Saturday, August 04, 2007

Chasing No. 300, Yesterday, Today, Tomorrow


By GEORGE VECSEY
Sports of The Times
August 5, 2007

Here in the watched-pot department of baseball milestones, we become voyeurs, observing people as they observe other people.

There on the tube was Bud Selig, looking like a peevish, insomniac owl, perched under the eaves of a stadium, waiting for Barry Bonds to pass Henry Aaron and get us all back to our lives.

If Bud were a Woody Allen creation, he would be Commissioner Zelig, everywhere at once, eyewitness to history, waiting on Bonds to hit No. 756, watching as Alex Rodriguez hit his 500th home run, but he is only mortal, and he chose to follow Bonds.



A truly omnipresent commissioner would also find a way to watch Tom Glavine try to win his 300th game tonight in Chicago, and might even have split himself, parameciumlike, to commiserate with Christine Glavine as the Mets’ bullpen squandered the lead Tuesday night in Milwaukee.

As composed as her husband, she did not express herself in any way that could have upset anybody, but her worried eyes could have been interpreted as saying: “Oh, jeez, poor Tommy and the rest of the guys. Well, now it’s more packing, more room service, more midday activities for the kids.”

Her stricken face reminded me of another look of desperation back in 1962, although Early Wynn was not as pretty as Christine Glavine, I can assure you of that.

Wynn was the Roger Clemens of his time, a burly old cuss. In 2003, Clemens taped Wynn’s dour mug in his locker, as a talisman of his long march to his 300th victory.

It took Clemens four attempts to gain that victory, but it took Wynn eight starts — more than nine months, doctor — to win his 300th. Nobody would wish this on the Glavine family.



As far as I know, Commissioner Ford C. Frick was not hunkering down in Yankee Stadium on the last Friday night of the 1962 season, as the Yankees tuned up for the World Series. Commissioners were not professional witnesses in those days.

Forty-two years old by then, Wynn had been a great pitcher in his time, coming up with Washington in 1939, helping to win pennants for Cleveland in 1954 and Chicago in 1959, and hitting 17 career home runs, one a pinch-hit grand slam.

Known as Gus, he was one of those ornery pitchers who are no longer allowed to exist. How ornery? Mickey Mantle — who slugged 13 homers against Wynn, more than he did against any other pitcher — once drilled a single right past Wynn’s blocky frame, and big Gus promptly fired a fastball pickoff attempt at Mantle’s bad knees, making him dance at first base, which was how the old boy had won 299 games.

On this autumn night in 1962, Wynn had nothing left. He suffered from gout. His weight was far above the listed 200 pounds. And baseball didn’t have trainers and diets and pitch counts the way it does today.

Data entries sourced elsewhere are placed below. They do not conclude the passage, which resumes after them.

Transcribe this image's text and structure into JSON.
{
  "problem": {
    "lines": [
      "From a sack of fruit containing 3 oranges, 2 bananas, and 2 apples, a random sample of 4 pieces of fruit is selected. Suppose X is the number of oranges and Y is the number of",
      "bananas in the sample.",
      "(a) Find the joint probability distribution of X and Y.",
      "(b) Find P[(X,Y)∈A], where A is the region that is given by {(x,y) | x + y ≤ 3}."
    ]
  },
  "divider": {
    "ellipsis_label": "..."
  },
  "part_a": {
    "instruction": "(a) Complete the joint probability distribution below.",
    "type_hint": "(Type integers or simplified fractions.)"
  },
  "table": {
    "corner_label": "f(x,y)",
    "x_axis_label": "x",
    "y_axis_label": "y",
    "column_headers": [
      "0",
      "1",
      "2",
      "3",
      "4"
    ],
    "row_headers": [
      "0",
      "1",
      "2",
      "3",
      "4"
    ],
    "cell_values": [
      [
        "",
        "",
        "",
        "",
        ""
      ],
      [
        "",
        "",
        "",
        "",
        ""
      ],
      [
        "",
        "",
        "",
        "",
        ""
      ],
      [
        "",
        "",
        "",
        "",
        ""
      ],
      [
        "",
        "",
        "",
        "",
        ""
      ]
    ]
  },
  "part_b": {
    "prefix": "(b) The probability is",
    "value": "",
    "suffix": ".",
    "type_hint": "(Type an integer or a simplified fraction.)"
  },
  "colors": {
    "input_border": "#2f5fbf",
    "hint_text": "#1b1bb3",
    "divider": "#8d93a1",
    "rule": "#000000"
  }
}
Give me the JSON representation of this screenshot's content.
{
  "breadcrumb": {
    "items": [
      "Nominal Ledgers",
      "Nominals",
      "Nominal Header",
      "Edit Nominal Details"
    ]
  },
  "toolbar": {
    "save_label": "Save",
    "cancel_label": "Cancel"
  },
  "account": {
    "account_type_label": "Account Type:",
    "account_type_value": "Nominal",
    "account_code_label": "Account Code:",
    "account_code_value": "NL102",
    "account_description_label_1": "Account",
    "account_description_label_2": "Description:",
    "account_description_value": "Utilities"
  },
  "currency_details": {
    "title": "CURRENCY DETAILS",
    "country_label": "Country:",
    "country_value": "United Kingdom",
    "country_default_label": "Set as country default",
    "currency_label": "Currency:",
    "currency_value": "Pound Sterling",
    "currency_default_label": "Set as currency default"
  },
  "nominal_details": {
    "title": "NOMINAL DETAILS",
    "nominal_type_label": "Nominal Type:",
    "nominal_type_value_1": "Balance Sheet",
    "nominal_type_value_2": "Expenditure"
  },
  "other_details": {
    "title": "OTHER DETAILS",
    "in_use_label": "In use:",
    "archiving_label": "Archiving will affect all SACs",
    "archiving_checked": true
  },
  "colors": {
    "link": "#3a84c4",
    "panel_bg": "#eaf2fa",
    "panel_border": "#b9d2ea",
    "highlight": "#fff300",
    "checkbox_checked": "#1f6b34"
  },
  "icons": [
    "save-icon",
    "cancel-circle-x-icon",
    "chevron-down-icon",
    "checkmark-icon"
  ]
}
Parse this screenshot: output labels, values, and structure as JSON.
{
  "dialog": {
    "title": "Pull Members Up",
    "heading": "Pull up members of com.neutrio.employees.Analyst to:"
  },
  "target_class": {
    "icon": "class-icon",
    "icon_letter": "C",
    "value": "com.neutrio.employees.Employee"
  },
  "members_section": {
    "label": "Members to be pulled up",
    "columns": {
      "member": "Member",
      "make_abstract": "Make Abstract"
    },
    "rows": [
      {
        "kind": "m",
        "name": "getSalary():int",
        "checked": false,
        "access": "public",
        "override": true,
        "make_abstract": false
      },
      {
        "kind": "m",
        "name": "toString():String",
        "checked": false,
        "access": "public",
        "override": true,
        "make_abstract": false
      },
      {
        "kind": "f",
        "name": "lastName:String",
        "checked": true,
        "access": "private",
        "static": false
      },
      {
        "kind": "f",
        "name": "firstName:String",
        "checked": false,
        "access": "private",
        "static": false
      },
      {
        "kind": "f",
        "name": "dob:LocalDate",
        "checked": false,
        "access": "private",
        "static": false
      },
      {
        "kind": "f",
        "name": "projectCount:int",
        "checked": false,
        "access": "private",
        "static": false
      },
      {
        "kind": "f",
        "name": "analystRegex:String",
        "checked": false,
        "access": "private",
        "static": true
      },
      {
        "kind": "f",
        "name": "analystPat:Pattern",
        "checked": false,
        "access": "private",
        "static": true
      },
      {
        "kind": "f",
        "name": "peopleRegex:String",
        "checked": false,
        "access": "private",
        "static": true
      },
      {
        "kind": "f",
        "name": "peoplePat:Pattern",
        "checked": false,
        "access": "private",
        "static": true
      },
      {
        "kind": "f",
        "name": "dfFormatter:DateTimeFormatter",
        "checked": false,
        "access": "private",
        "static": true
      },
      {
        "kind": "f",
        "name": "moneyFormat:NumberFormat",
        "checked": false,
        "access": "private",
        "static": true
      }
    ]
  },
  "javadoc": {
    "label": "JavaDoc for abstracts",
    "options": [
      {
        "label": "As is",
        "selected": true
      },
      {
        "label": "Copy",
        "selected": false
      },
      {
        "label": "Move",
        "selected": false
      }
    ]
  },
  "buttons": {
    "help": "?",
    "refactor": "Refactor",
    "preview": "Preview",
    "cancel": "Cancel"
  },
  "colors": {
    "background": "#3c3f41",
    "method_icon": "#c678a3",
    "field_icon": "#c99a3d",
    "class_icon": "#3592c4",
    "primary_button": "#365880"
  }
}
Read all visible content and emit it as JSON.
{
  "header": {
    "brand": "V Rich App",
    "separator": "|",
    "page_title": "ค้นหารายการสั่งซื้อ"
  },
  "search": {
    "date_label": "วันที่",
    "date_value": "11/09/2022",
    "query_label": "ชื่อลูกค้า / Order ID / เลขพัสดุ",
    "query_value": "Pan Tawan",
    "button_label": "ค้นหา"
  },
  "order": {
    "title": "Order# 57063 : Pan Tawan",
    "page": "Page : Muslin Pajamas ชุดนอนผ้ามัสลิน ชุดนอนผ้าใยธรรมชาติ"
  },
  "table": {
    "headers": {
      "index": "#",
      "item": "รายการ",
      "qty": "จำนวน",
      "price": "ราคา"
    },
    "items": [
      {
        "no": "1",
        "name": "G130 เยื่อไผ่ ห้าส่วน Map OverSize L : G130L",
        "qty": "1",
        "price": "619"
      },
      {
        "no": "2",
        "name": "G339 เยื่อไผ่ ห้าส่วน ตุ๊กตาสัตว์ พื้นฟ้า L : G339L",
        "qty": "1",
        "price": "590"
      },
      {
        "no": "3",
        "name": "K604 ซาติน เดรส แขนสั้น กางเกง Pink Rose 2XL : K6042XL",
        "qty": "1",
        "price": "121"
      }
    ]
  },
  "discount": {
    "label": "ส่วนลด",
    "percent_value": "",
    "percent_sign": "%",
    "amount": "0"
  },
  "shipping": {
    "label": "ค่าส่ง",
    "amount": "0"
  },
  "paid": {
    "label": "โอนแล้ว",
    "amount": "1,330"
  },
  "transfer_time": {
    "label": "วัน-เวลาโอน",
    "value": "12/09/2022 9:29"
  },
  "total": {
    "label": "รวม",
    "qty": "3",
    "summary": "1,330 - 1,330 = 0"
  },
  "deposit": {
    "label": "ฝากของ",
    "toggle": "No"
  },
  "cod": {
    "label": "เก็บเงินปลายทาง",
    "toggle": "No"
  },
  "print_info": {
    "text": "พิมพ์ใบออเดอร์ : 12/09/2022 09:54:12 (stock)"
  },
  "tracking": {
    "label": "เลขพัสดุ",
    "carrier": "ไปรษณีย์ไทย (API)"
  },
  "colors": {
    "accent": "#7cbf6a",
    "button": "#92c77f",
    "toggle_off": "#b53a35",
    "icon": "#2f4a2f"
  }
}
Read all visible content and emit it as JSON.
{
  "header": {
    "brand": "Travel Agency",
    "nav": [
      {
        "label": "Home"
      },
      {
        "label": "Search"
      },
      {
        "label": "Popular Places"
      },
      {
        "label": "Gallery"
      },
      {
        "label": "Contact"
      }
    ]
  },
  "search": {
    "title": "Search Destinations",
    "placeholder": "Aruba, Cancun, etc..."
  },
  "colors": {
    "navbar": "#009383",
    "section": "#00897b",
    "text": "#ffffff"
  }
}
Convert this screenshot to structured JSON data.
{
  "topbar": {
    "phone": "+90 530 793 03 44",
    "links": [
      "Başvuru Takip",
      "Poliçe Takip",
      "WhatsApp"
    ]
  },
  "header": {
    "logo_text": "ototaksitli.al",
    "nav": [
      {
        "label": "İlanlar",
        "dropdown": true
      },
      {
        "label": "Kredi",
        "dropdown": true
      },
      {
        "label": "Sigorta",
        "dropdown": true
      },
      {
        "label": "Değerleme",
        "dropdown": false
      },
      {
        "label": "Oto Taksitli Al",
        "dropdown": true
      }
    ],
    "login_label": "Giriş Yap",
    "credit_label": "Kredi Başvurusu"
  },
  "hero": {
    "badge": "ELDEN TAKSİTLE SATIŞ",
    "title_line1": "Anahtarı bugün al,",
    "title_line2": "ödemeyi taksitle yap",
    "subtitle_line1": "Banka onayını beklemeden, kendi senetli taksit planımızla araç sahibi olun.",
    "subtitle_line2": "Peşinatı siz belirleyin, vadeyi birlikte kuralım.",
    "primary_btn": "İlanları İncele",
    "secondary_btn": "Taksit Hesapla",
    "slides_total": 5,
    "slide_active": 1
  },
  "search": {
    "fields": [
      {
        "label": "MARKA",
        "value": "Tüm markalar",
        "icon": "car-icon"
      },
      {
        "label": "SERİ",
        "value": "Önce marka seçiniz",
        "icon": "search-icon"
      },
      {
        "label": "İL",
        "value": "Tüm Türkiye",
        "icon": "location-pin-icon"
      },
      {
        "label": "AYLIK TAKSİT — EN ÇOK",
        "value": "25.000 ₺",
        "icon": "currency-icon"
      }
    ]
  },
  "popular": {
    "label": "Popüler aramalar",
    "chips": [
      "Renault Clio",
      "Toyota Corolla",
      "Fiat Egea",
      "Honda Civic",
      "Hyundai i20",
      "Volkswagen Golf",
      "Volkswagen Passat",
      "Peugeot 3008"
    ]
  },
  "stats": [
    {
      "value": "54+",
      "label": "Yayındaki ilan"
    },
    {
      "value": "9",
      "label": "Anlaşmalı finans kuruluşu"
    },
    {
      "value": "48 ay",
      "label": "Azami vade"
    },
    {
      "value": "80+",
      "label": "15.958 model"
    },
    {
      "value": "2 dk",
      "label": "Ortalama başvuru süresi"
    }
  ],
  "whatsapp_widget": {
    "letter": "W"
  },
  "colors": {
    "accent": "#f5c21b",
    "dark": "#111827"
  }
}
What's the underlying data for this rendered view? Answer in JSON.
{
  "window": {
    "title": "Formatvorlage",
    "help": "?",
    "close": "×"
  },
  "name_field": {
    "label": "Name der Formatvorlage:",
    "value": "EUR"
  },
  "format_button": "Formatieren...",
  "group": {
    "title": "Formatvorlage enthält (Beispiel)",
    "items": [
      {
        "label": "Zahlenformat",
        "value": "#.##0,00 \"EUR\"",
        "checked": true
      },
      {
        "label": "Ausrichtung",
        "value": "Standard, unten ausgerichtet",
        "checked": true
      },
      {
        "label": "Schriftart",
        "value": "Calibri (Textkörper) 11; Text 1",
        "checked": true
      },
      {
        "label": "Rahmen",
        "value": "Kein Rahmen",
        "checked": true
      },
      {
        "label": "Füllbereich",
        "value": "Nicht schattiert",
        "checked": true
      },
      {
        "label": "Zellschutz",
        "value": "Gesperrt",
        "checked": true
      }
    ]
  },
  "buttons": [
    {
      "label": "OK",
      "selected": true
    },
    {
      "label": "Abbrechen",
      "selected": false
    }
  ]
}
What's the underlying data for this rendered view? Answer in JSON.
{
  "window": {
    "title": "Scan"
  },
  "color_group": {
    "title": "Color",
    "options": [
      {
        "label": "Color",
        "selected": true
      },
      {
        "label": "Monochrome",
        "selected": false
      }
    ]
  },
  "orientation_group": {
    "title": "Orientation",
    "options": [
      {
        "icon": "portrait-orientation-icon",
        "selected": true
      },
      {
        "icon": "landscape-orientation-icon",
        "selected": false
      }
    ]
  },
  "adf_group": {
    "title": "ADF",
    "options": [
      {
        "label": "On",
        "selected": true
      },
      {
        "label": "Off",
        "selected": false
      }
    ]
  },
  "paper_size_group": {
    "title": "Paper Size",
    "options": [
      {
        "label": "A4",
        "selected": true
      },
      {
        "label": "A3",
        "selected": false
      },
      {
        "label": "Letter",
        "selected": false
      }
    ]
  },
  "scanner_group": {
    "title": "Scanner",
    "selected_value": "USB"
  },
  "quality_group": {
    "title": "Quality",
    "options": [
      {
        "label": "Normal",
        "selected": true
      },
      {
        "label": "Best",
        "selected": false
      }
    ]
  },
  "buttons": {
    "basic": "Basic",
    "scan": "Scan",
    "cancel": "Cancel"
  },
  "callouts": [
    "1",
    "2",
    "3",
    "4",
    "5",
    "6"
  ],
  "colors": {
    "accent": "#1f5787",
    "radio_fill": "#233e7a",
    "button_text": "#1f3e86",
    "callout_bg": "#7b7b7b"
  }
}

The Sox gave him a 3-1 lead into the seventh inning, but Joe Pepitone pinch-hit a two-run homer, and Manager Al Lopez had no recourse but to send Wynn out for the eighth. The Yankees clobbered him for four runs, ending his season at 299.

As a boy reporter, I interviewed Wynn, slumped in the clubhouse, probably a beer bottle in his hand, profound disgust all over him. It wasn’t the losing. Heck, old Gus had lost before.

It was the prospect of whipping his body into some kind of shape to trudge out there for another season.



Wynn skipped the tortures of spring training, and his old team, Cleveland, signed him in June 1963. He failed in four starts but finally found a team he might beat, the Kansas City Athletics.

“He didn’t throw as hard as Glavine,” said Ed Charles, who played for the A’s that day and is now a prince of New York for his role as poet laureate and third baseman with the 1969 Mets.

“His fastball, if it reached 80, that was stretching it,” Charles recalled of a game 44 years ago. “He was laboring, throwing nothing but bloopers and junk.”

Wynn staggered five innings, leaving with a 5-4 lead before Jerry Walker preserved the 7-4 victory. He said he had not slept the night before because of the gout, and he was glad to leave the game because “I might have fallen on my face; I was exhausted.”

He never won another game, and died in 1999.



Forty years after Wynn’s 300th, Clemens had his own travails, flying around America accompanied by his family and friends and a flotilla of camp-follower journalists. He won his 300th on his fourth try, and is still going.

Now it’s Glavine’s turn. He is an admirable player, and his wife seems the same.

My advice to the family: Pack light, expect nothing from the airlines and remember the camera is on you at all times. No. 300 will come — with any luck, sooner than it did for old Gus.